After such an appalling start in life given to them by their natural parents any affection shown to these two, however small, was going to be a bonus. And I was totally in awe of foster mum Katy, who clearly has an amazing all-embracing capacity for love that was humbling to watch.
But what made this such harrowing viewing was the “shop for a kid” adoption parties where children in foster care play while want-to-be parents circle the room looking out for potential sons or daughters that take their fancy.
I wouldn’t presume to put myself in the shoes of people who desperately want children but find that they can’t have them. And anyone who offers a home to a child or children, whether as a foster parent or a forever family, are clearly very special people indeed.
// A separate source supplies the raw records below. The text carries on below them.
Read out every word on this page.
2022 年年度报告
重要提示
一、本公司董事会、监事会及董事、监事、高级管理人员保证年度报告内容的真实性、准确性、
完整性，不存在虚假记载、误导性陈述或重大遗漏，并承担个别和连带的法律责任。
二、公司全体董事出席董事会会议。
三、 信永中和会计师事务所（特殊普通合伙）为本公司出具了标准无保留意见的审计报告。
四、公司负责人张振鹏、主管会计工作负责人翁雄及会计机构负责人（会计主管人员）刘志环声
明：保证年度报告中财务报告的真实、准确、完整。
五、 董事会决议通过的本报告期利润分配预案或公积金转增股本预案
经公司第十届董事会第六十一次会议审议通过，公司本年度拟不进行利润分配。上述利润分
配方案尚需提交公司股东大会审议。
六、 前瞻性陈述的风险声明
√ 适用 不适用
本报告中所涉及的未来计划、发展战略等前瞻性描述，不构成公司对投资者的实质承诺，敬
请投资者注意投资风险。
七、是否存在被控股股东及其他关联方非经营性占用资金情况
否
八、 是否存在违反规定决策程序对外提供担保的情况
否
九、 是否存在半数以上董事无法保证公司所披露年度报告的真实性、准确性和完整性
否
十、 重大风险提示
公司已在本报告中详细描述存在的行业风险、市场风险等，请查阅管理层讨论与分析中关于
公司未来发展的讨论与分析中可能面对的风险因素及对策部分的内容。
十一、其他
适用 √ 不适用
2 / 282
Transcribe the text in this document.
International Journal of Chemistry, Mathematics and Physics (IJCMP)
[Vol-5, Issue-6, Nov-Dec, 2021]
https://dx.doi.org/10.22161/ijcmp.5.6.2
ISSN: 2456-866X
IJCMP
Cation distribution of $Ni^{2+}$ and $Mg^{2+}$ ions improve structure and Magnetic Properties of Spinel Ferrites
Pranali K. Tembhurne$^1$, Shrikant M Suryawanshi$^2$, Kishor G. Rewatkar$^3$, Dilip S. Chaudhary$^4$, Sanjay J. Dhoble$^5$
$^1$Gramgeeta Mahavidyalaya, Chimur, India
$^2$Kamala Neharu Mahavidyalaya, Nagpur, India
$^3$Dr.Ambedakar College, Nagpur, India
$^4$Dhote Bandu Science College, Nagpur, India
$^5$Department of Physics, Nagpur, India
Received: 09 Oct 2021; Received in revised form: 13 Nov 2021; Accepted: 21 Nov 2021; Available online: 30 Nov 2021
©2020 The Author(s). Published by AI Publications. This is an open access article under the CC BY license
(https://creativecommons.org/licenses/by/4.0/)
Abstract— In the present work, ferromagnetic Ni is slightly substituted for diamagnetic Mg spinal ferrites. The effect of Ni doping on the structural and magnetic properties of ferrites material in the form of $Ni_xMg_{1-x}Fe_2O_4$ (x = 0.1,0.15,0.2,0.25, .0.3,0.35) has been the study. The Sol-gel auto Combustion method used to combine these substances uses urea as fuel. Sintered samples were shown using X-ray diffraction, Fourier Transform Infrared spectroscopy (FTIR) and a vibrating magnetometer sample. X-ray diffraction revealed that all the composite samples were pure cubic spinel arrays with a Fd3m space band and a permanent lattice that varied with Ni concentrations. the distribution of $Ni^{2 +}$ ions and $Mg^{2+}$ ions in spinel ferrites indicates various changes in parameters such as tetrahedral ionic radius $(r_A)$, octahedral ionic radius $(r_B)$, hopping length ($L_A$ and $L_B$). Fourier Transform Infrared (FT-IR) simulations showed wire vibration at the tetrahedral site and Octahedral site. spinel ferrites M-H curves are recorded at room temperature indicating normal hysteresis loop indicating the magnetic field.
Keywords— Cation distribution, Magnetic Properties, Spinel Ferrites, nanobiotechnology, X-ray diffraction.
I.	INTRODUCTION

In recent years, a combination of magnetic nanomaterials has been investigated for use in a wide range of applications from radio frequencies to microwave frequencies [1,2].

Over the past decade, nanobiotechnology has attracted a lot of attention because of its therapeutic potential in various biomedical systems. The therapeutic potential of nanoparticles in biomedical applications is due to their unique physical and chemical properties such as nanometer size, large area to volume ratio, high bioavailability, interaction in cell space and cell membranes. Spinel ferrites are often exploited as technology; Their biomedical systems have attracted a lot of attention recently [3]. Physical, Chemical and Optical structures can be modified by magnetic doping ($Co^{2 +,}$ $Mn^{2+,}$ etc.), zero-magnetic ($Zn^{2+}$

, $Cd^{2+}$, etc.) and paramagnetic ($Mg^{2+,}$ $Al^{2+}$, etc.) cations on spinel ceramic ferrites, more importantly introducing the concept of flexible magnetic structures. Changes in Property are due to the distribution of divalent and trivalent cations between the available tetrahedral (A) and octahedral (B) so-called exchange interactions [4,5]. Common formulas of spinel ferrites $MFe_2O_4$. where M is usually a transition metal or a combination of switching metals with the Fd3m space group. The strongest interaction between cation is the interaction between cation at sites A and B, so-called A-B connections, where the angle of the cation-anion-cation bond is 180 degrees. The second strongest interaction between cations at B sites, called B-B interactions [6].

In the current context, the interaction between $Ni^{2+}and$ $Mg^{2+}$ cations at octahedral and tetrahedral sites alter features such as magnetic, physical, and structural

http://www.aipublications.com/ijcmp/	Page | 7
At the last count in March last year, there were a staggering 68,110 children in the care of local authorities.
During 2012, a total of 5,206 were legally adopted which tells you that there are more than 60,000 children in this country currently looking for their forever family.
But for children like Connor and Daniel the odds aren’t good.
Apart from the fact that at six and four they are apparently too old to be attractive to would-be parents, and in an ideal adoption world they come as a pair.
Foster mum Katy is adamant they shouldn’t be split up, but when it comes to adoption, siblings often are because it’s understandably harder to take on two youngsters than one. So better that one finds a permanent loving home than neither of them, goes the philosophy.
Clearly, adoption charity BAAF, which has been piloting the party-style adoption activity days, hopes that allowing television camera access to their work will raise awareness about the plight of children without families.
And although the programme makers handled the filming with sensitivity, it felt uncomfortably voyeuristic to watch Connor and Daniel quietly playing at not one, not two, but three adoption parties while potentially new mummies and daddies passed them by in favour of – cuter or younger? – other children.
It was pitifully sad to witness their plight, but these activity days are a step up from the norm, where current adoption procedures match parents and children without them even meeting. As organiser Bridget said matter-of-factly, you don’t buy a new sofa without sitting on it do you?
If nothing else I hope the film helps Connor and Daniel, plus thousands of others like them, to find a family where they’ll be as loved and cared for as much as the little girl of our friends who will be four days old as you read this. Because then, like her, they’ll be the lucky ones.